Wednesday, July 31, 2013

Seven-Volume Nightmare

Had a long-distance chat with the talented translator of "Orfy," and she told me about the multi-volume urban fantasy series she recently had to translate, and how seven-volume sagas are so cookie-cutter, and how translating a seven-novel series is sort of like having a job riding the amusement park roller coaster twelve times a day for six weeks. At some point the fun evaporates.

I told her I had a nightmare not long ago, where I was a character in a seven-novel series, and the author was waiting to kill me off in the seventh book. I felt like a car muffler that had been lodged loose from its moorings and dragged along below the undercarriage, scratching the pavement and generating sparks. I screamed in agony but I had five more books to go. The author kept checking on me. Apparently, he was at the wheel, driving the car, and every now and then he'd open his door, hang his head down under the car and check on me.

"How you doing down there?" he'd ask.


"Okay. We still got a ways to go. Hang in there."

So his other characters had to ride from Gaukyton to Plootz City, on the other end of the continent of Spleh! They weren't taking the express route. They'd ride on and meet some splendid mage who blah-blah-blahed them until they got into a little fight with the Sploogean Army, and blah-blah-blah. And some secondary character gets killed and then there's this blah-blah-blah about "Why must we pursue this journey?" and "This is not our choice. But the fate of Sploo-jah is in our hands." And so they go on, blah-blah-blah-ing to the next mage -- or dragon, or den of ogres -- and the next Sploogeans and maybe some fair lady beckons them with blah-blah-blah and they all sit round a fire and talk about things no human would sit through straight-faced without commiting at least one act of homicide.
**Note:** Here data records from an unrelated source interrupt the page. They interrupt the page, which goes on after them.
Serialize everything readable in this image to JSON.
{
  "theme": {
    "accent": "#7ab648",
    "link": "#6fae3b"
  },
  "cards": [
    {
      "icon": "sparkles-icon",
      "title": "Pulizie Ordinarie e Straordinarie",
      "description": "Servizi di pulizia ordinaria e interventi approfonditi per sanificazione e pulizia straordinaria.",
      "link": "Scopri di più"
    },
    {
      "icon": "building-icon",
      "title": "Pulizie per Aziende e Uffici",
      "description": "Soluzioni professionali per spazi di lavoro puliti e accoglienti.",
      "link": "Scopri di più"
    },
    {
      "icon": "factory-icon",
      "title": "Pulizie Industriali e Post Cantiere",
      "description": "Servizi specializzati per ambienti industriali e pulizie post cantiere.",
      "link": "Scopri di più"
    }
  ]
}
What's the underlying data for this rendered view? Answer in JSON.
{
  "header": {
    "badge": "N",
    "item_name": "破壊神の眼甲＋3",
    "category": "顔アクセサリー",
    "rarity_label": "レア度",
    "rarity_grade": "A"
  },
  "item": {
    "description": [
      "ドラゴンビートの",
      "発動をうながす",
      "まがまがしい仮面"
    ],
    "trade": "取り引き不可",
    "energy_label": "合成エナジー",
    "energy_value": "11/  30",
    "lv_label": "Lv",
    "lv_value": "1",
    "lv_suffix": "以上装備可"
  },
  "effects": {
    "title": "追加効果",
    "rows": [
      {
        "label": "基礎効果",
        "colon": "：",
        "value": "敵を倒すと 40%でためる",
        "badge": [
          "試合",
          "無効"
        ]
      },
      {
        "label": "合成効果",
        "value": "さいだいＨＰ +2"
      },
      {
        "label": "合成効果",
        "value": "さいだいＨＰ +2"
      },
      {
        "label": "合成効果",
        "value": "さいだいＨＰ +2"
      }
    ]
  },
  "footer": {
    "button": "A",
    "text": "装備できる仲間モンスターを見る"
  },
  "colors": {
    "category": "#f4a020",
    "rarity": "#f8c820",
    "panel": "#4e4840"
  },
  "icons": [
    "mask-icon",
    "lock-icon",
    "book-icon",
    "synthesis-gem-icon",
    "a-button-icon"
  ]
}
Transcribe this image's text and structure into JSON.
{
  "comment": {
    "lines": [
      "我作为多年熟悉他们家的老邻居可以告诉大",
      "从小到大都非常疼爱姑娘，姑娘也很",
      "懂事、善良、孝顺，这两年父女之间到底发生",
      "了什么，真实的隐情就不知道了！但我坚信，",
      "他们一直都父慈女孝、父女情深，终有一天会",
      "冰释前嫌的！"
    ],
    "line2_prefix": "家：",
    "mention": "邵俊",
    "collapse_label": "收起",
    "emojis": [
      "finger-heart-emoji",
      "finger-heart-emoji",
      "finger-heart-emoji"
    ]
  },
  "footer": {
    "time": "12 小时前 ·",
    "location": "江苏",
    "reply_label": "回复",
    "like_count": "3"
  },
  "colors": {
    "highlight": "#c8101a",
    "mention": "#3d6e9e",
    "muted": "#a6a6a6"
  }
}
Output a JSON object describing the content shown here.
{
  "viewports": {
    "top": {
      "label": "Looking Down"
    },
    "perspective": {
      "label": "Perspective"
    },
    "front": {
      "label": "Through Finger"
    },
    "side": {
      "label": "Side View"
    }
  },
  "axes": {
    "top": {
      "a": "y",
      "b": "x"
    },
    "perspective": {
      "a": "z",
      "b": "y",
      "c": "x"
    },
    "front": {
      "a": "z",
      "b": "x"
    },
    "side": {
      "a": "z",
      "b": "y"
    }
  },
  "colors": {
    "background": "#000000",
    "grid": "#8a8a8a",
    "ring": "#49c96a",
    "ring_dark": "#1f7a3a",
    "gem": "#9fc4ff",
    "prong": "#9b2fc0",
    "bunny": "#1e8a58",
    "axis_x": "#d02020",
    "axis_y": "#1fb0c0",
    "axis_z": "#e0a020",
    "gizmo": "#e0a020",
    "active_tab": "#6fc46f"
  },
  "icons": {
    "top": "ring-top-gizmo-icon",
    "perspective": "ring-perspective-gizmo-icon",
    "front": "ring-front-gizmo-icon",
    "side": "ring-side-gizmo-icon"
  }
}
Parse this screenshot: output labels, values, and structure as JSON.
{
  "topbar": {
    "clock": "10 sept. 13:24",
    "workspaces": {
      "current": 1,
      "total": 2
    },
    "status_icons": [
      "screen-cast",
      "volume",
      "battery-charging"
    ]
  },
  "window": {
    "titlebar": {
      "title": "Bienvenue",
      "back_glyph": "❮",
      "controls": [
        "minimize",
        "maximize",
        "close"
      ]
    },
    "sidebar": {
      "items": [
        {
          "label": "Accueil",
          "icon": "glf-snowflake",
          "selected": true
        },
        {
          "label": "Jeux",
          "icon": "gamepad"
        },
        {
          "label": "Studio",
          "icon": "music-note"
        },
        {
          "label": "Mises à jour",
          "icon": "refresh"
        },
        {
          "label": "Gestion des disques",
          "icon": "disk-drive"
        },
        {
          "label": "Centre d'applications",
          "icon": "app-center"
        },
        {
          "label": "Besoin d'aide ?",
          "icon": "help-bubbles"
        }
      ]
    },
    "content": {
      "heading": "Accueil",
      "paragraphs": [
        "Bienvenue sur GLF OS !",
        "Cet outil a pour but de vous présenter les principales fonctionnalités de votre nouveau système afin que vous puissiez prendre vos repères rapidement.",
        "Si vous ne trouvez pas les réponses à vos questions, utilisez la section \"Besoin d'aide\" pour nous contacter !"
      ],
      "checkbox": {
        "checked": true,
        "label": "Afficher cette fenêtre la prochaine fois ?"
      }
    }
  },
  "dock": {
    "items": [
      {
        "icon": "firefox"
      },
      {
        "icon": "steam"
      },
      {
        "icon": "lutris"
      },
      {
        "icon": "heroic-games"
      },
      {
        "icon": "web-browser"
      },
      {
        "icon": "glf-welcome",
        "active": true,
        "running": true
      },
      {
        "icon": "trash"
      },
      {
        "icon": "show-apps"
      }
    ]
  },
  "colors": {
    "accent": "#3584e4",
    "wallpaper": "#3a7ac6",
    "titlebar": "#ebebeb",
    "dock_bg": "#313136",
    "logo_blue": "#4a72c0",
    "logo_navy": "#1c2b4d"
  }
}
We are now half-way through Book Three of Splornthorn Saga.

I'm still down below, scraping the pavement, a third of me rubbed off my skeleton, the sparks setting the remaining part of me ablaze. My flames make the vehicle look like a stock car champ.

Characters who do change, but in slow motion, are killed. They get dumped out from the back. But I -- still waiting to die in Book Seven -- scrape and scream and burn.

Up above, Plootz City is still a whole blorn-thorn away. Characters don't change. They do more of the stuff they did in Book One, just further up the line. Nothing happens except what happened before, only different. Even I, still being dragged under the car, am in no different situation.

"How you doing down there?"


So the heroes get to Plootz and reclaim the Sword of Bored, or whatever they came there to get . . .  and find that now they must return Gaukyton, and we're only at Book Five.


I awake from the dream recognizing the great career mistakes I made as a writer. First I conceive of stories as having endings. I conceive of characters as needing to make changes. And I forestall the inevitable and do all my ass-dragging before I complete the final draft, not after. Why cut out all the boring crap and useless, meaningless moving around, when that's what you're going to have to fill Books Two through Seven with?

Had I waited, I'd have a seven-book saga on my web page, with buttons taking you directly to Amazon to purchase the next thrilling book in the series.

No wonder so many of my students tell me the first thing they want to do is write a seven-book series.

The Fate of Sploo-jah has never been more dire.